Tuesday, April 26, 2011

Is society getting more vain, or just more lazy?

You have got to be kidding me.
According to the NY Times, a researcher has posited that music lyrics prove people are more vain today than in years past. How did Nathan DeWall come to this conclusion? By listening to the Billboard 100 from each year? Reading songs and noting changes in the voice and tone of today's lyricists? Asking artists about the intent of their music, and how society has played a part?
Not even close.
According to the Times article, DeWall and associates completed "A computer analysis of three decades of hit songs" showing "the words 'I' and 'me' appear more frequently along with anger-related words, while there’s been a corresponding decline in 'we' and 'us' and the expression of positive emotions."
In other words, they Googled a bunch of songs and called it a day.
DeWall extrapolated that lyrics using "I" more often than "we" are narcissistic? This is not academic research. This is a dorm-room game. The only educational use I could imagine for this paper is a Highlights Magazine introduction to logic: "Say kids, how many fallacies can you find in this article?"
The idea that a sentence in the first person is about the speaker is so facile that it makes me wonder if DeWall has ever read anything outside of PsycNET (where his paper is on sale for $12).

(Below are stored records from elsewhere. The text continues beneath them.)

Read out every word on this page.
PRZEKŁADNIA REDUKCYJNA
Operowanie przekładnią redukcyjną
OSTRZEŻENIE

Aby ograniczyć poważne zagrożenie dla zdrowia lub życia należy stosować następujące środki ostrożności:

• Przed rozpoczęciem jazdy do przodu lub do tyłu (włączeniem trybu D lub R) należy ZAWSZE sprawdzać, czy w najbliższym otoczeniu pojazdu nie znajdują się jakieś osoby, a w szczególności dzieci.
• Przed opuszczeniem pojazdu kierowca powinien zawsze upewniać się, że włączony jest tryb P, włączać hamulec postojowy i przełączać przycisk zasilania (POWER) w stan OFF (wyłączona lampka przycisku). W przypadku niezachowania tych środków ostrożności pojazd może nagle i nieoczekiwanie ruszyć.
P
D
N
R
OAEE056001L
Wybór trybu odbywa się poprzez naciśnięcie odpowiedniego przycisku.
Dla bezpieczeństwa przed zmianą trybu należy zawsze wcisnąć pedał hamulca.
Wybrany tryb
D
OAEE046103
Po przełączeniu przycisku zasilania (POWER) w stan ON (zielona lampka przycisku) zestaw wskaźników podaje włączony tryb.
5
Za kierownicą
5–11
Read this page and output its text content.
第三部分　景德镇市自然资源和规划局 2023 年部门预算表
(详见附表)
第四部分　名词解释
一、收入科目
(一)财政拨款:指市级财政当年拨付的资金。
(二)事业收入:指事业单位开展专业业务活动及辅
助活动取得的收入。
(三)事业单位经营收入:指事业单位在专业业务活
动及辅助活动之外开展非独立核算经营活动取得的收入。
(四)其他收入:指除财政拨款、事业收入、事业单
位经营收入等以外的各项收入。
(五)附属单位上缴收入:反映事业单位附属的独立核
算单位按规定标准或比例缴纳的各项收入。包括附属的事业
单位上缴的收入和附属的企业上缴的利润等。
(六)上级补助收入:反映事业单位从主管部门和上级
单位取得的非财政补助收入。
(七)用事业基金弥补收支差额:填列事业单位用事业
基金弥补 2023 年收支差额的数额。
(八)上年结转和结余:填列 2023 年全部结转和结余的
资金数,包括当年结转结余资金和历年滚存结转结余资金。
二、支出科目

Why does DeWall assume that anyone singing the word "I" is talking about himself? In the 1975 song "Isis" (a "Me Decade" lyric Dewall's computer search conveniently avoids by beginning with songs from 1980), Bob Dylan sings about trekking to ice-covered pyramids and plundering graves. Is this proof that a segment of our society was made up of intrepid robbers? What percentage of the overall population is represented by this use of the "I" pronoun?
Of course, in the context of the song any listener knows the lyric is a story, a myth, a tall tale in the way Jimi Hendrix spoke of chopping down a mountain with his bare hands, or the Beastie Boys described the illict uses of a whiffle ball bat. By hypothesizing that the meaning of a word is the same in any context, DeWall proves that he is a researcher of the laziest order.
There are dozens of statistical points to be made as well:
  • the 1991 dawning of Soundscan, which tracks sales of music at purchase instead of the unreliable methods of marking sales that came before, neatly cleaves DeWall's data pool,
  • the shrinking sales of music means that a 2007 #1 sold far fewer copies than a #1 from the CD era.
  • a song's chart position does not always signify it's import to society - is "Ebony and Ivory" more indicative of American race relations than, say, Public Enemy's "Fight the Power" just because sold more copies?
  • the relatively small sample that is contained in a list of hit songs from 27 years would indicate a single song would stand for a large segment of the population. Does "My Heart Will Go On (Theme From Titanic)" really represent a lion's share of the population's self-worth in 1997? Would society be less vain (or whatever that song seems to represent to DeWall) if it had been on the charts for another week, displacing whatever came on after it?
DeWall owes an apology to his colleagues for tarnishing the image of psychology with this psudo-science. Might I suggest a few verses from the Beck songbook: "I'm a loser."

1 comment:

Sergio said...

I agree with you completely. And what about songs with no words? The number of instrumental songs and bands seems to have increased as well. How is that accounted for in DeWall's "research," for instance. I was gonna read the paper, but not for $12. I can buy a record with that!